Following the cyber-attack on the LAA, the report finds that funding to address MoJ systems’ weaknesses is uncertain. The PAC is seeking clarity on whether it has sufficient resources to address key risks.
On HMP Dartmoor, the report finds that HMPPS made poor commercial decisions which resulted in a needless waste of taxpayers’ money.
HMPPS’ reasoning for signing the £4m per year lease for an unusable prison was the urgent need for places due to the prison capacity crisis. The PAC does not accept this excuse. HMPPS signed a lease for the site despite knowing it suffered from high levels of radon two years prior, and without carrying out further comprehensive radon testing. It further failed to negotiate a corresponding reduction to the annual rent, safeguards to mitigate the financial risks of radon levels increasing, and under the contract terms is unable to terminate the lease until at least 2033. It also must pay additional improvement costs of £68m over this period.

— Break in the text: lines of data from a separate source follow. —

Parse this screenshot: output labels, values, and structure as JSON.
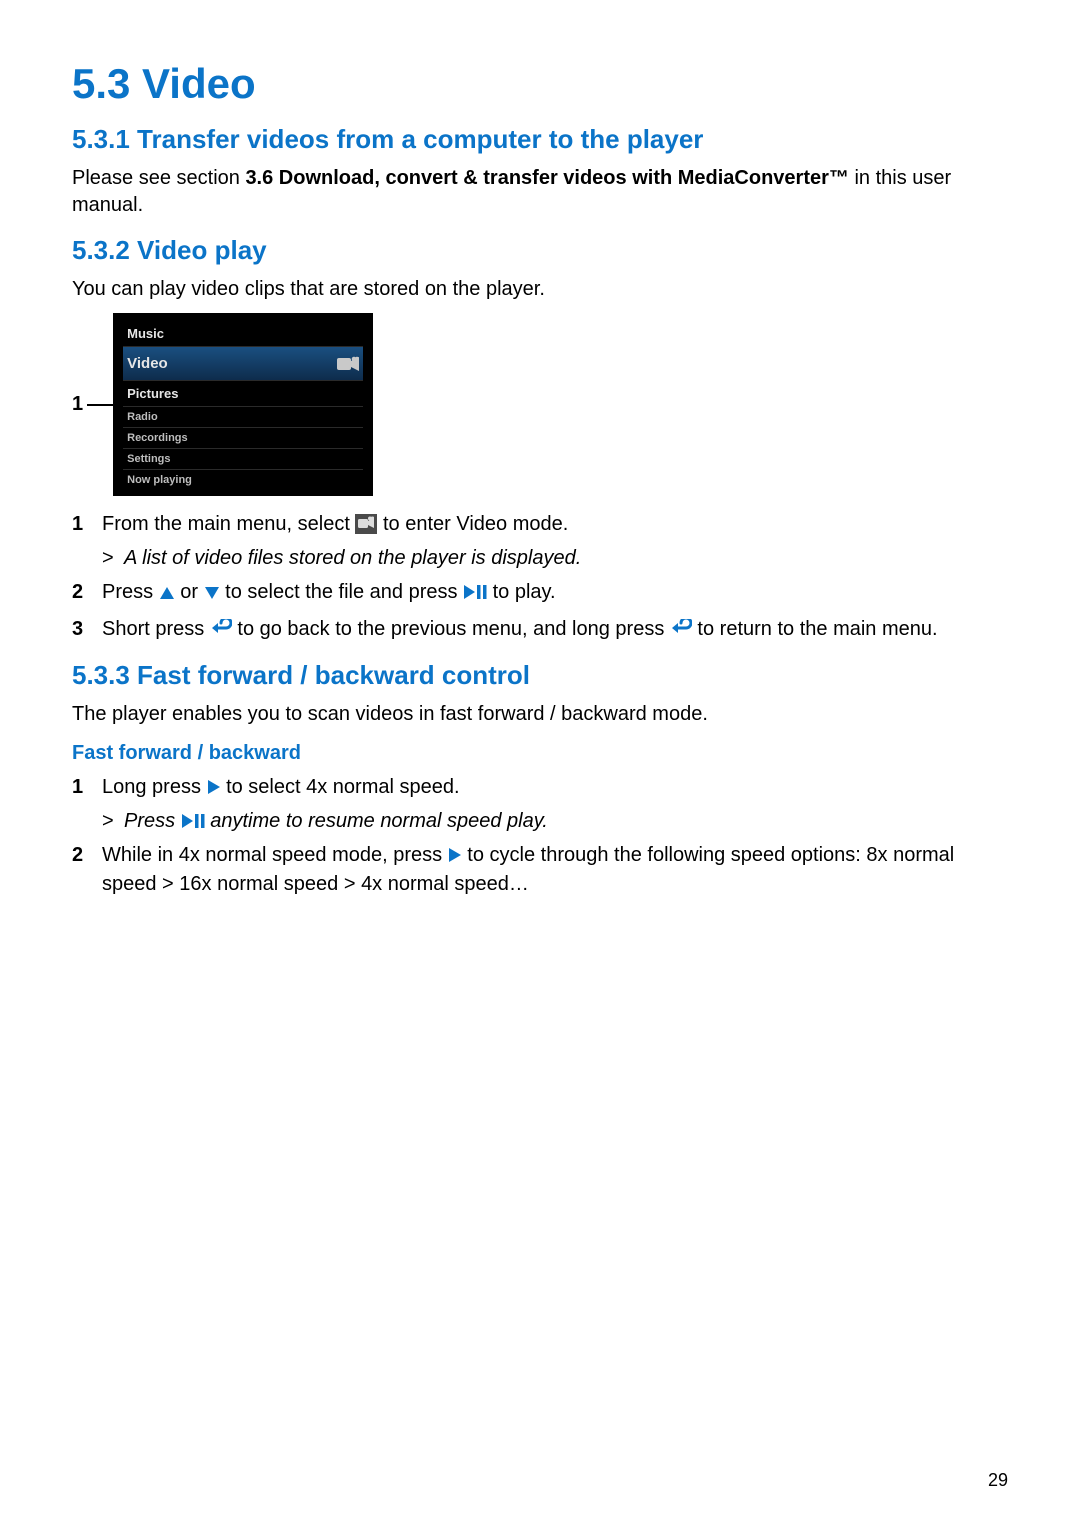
{
  "page_number": "29",
  "headings": {
    "h1": "5.3  Video",
    "h2_transfer": "5.3.1 Transfer videos from a computer to the player",
    "h2_play": "5.3.2 Video play",
    "h2_ff": "5.3.3 Fast forward / backward control",
    "h3_ff": "Fast forward / backward"
  },
  "paragraphs": {
    "transfer_intro_pre": "Please see section ",
    "transfer_intro_bold": "3.6 Download, convert & transfer videos with MediaConverter™",
    "transfer_intro_post": " in this user manual.",
    "play_intro": "You can play video clips that are stored on the player.",
    "ff_intro": "The player enables you to scan videos in fast forward / backward mode."
  },
  "screenshot": {
    "callout": "1",
    "menu": [
      "Music",
      "Video",
      "Pictures",
      "Radio",
      "Recordings",
      "Settings",
      "Now playing"
    ]
  },
  "steps_play": [
    {
      "num": "1",
      "parts": [
        "From the main menu, select ",
        "ICON_VIDEO",
        " to enter Video mode."
      ],
      "sub": "A list of video files stored on the player is displayed."
    },
    {
      "num": "2",
      "parts": [
        "Press ",
        "ICON_UP",
        " or ",
        "ICON_DOWN",
        " to select the file and press ",
        "ICON_PLAYPAUSE",
        " to play."
      ]
    },
    {
      "num": "3",
      "parts": [
        "Short press ",
        "ICON_BACK",
        " to go back to the previous menu, and long press ",
        "ICON_BACK",
        " to return to the main menu."
      ]
    }
  ],
  "steps_ff": [
    {
      "num": "1",
      "parts": [
        "Long press ",
        "ICON_PLAY",
        " to select 4x normal speed."
      ],
      "sub_parts": [
        "Press ",
        "ICON_PLAYPAUSE",
        " anytime to resume normal speed play."
      ]
    },
    {
      "num": "2",
      "parts": [
        "While in 4x normal speed mode, press ",
        "ICON_PLAY",
        " to cycle through the following speed options: 8x normal speed > 16x normal speed > 4x normal speed…"
      ]
    }
  ]
}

Sir Geoffrey Clifton-Brown, chair of the Public Accounts Committee, said: “When I was elected as Public Accounts Committee Chair, I promised to follow up on areas of weakness identified through our scrutiny where government continues not to live up to taxpayers’ expectations. We are therefore returning with our first report of 2026 to the Ministry of Justice (MoJ) and HM Prison and Probation Service (HMPPS).
“The criminal justice system remains in crisis, end to end. These are areas well-covered in other PAC inquiries, but this report covers two areas overseen by MoJ which demand both our particularly close attention, and that of the wider public. On legal aid, the reforms of a decade ago are now at serious risk of going down in history as an extinction event for the entitlement to access to legal advice in large parts of the country.
“Our report finds government remaining stubbornly uninterested in whether this is the case, but it must now wake up on this subject. If it refuses to, the Ministry of Justice should, frankly, consider changing its name to the Ministry of Justice (for Certain People). This might be more appropriate for a nation without a sustainable solution in the long-term to provide legal aid to the digitally-excluded quarter of the population who need it most.”